|Summary:||[PATCH] Need to support docx files with multiple core properties|
|Product:||POI||Reporter:||Gregg Morris <gregg.morris>|
|Component:||XWPF||Assignee:||POI Developers List <dev>|
Small document containing more than one core properties element.
Patch file generated by ant
Description Gregg Morris 2012-01-27 05:28:25 UTC
Created attachment 28215 [details] Small document containing more than one core properties element. In order to comply with rule M4.1 ("A format consumer shall consider more than one core properties relationship for a package to be an error"), POI throws an exception when you attempt to open a Word docx file that violates this rule. Unfortunately, Word 2008 and 2011 for Macintosh create, save, and open files with multiple core properties. I do not have easy access to Windows versions of Word, so I don't know what happens when this file is read into Word and saved out again. This is using the latest 3.8beta5 version of POI. I have attached a small Word docx file ("base.docx") that demonstrates the problem. I have created a patch that relaxes this compliance. Instead of throwing an exception, I take the first core properties encountered in the file and silently ignore any subsequent core properties in the file. I completely understand if this patch is not accepted. I've modified the code to explicitly violate a clear rule in the standard. But I need to support my users, which means I need to support these non-conforming files.
Comment 1 Gregg Morris 2012-01-27 05:32:19 UTC
Created attachment 28216 [details] Patch file generated by ant This is a patch file generated by ant. There are changes to two files, src/ooxml/java/org/apache/poi/openxml4j/opc/OPCPackage.java and src/ooxml/testcases/org/apache/poi/openxml4j/opc/compliance/TestOPCComplianceCoreProperties.java
Comment 2 Nick Burch 2012-01-27 11:50:02 UTC
It'd be good to confirm that the first properties are the one to use, and not say the last one. For one of these problem files, would it be possible for you to unzip the .docx file (it's a zip of XML files), and manually edit the XML for the 1st and 2nd core properties? Make some changes so that you can identify which one it's coming from, then zip up and load that file in word. Using Word 2008, 2011 and 2007, check which properties is actually seen by word. Assuming Mac and Windows see the same one, once we know which of the first or last is used, we can then apply your patch / tweak + apply it, and unit test as appropriate
Comment 3 Gregg Morris 2012-01-27 19:11:29 UTC
I tested both Word 2008 and 2011 for Mac (the only ones I have access to). In the docProps directory of the unzipped docx file, there is "core.xml" and "core1.xml". In both versions of Word, the "core.xml" is the "current" one. If I make changes via fie File -> Properties dialog, they appear in the "core.xml" file.

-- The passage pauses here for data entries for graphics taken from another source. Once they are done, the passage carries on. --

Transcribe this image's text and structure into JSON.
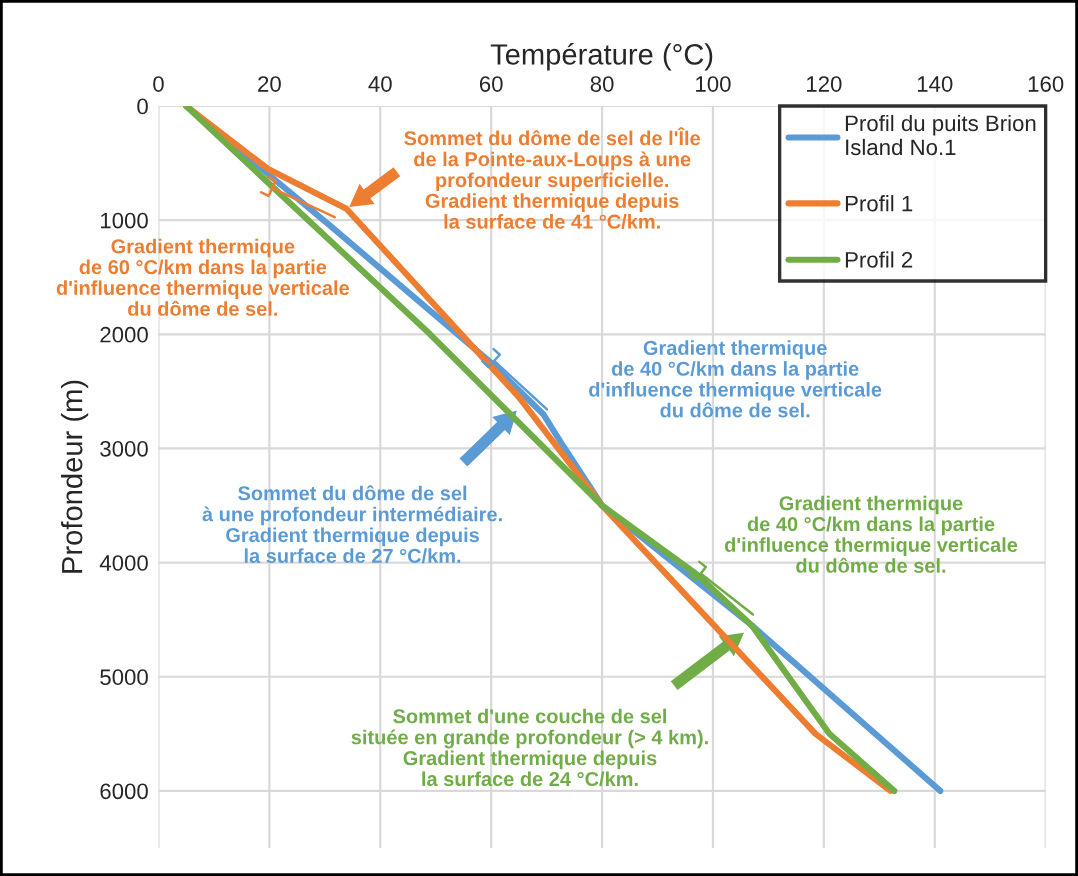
{
  "chart_data": {
    "type": "line",
    "xlabel": "Température (°C)",
    "ylabel": "Profondeur (m)",
    "xlim": [
      0,
      160
    ],
    "xticks": [
      0,
      20,
      40,
      60,
      80,
      100,
      120,
      140,
      160
    ],
    "ylim": [
      6500,
      0
    ],
    "yticks": [
      0,
      1000,
      2000,
      3000,
      4000,
      5000,
      6000
    ],
    "grid": true,
    "legend": "top right",
    "marker": "none",
    "line_style": "solid",
    "series": [
      {
        "name": "Profil du puits Brion\nIsland No.1",
        "color": "#5b9bd5",
        "x": [
          5,
          31,
          60,
          69.4,
          72.6,
          80,
          107,
          141
        ],
        "values": [
          0,
          1050,
          2250,
          2700,
          2950,
          3500,
          4550,
          6000
        ]
      },
      {
        "name": "Profil 1",
        "color": "#ed7d31",
        "x": [
          5,
          19.7,
          33.9,
          65,
          80,
          118.5,
          132
        ],
        "values": [
          0,
          550,
          900,
          2550,
          3500,
          5500,
          6000
        ]
      },
      {
        "name": "Profil 2",
        "color": "#70ad47",
        "x": [
          5,
          49,
          80,
          97,
          107,
          121,
          132.7
        ],
        "values": [
          0,
          2000,
          3500,
          4100,
          4550,
          5500,
          6000
        ]
      }
    ],
    "annotations": [
      {
        "text": "Sommet du dôme de sel de l'Île\nde la Pointe-aux-Loups à une\nprofondeur superficielle.\nGradient thermique depuis\nla surface de 41 °C/km.",
        "x": 34,
        "y": 900
      },
      {
        "text": "Gradient thermique\nde 60 °C/km dans la partie\nd'influence thermique verticale\ndu dôme de sel.",
        "x": 27,
        "y": 750
      },
      "Gradient thermique\nde 40 °C/km dans la partie\nd'influence thermique verticale\ndu dôme de sel.",
      "Sommet du dôme de sel\nà une profondeur intermédiaire.\nGradient thermique depuis\nla surface de 27 °C/km.",
      {
        "text": "Gradient thermique\nde 40 °C/km dans la partie\nd'influence thermique verticale\ndu dôme de sel.",
        "x": 102,
        "y": 4300
      },
      "Sommet d'une couche de sel\nsituée en grande profondeur (> 4 km).\nGradient thermique depuis\nla surface de 24 °C/km."
    ]
  }
}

Interestingly, the "core1.xml" file contains what looks like valid data, but it's "old". It appears to be from an earlier version of the document, maybe? I sure wish I knew how to tell my authors to avoid creating it!
Comment 4 David Fisher 2012-01-27 20:31:22 UTC
Are these versions original not updated releases of these files? If you are using templates were these created from the original release of Word 2011? If so, we did have some problems with PPTX when 2011 first came and Microsoft acknowledged the bug and made an update release one month later.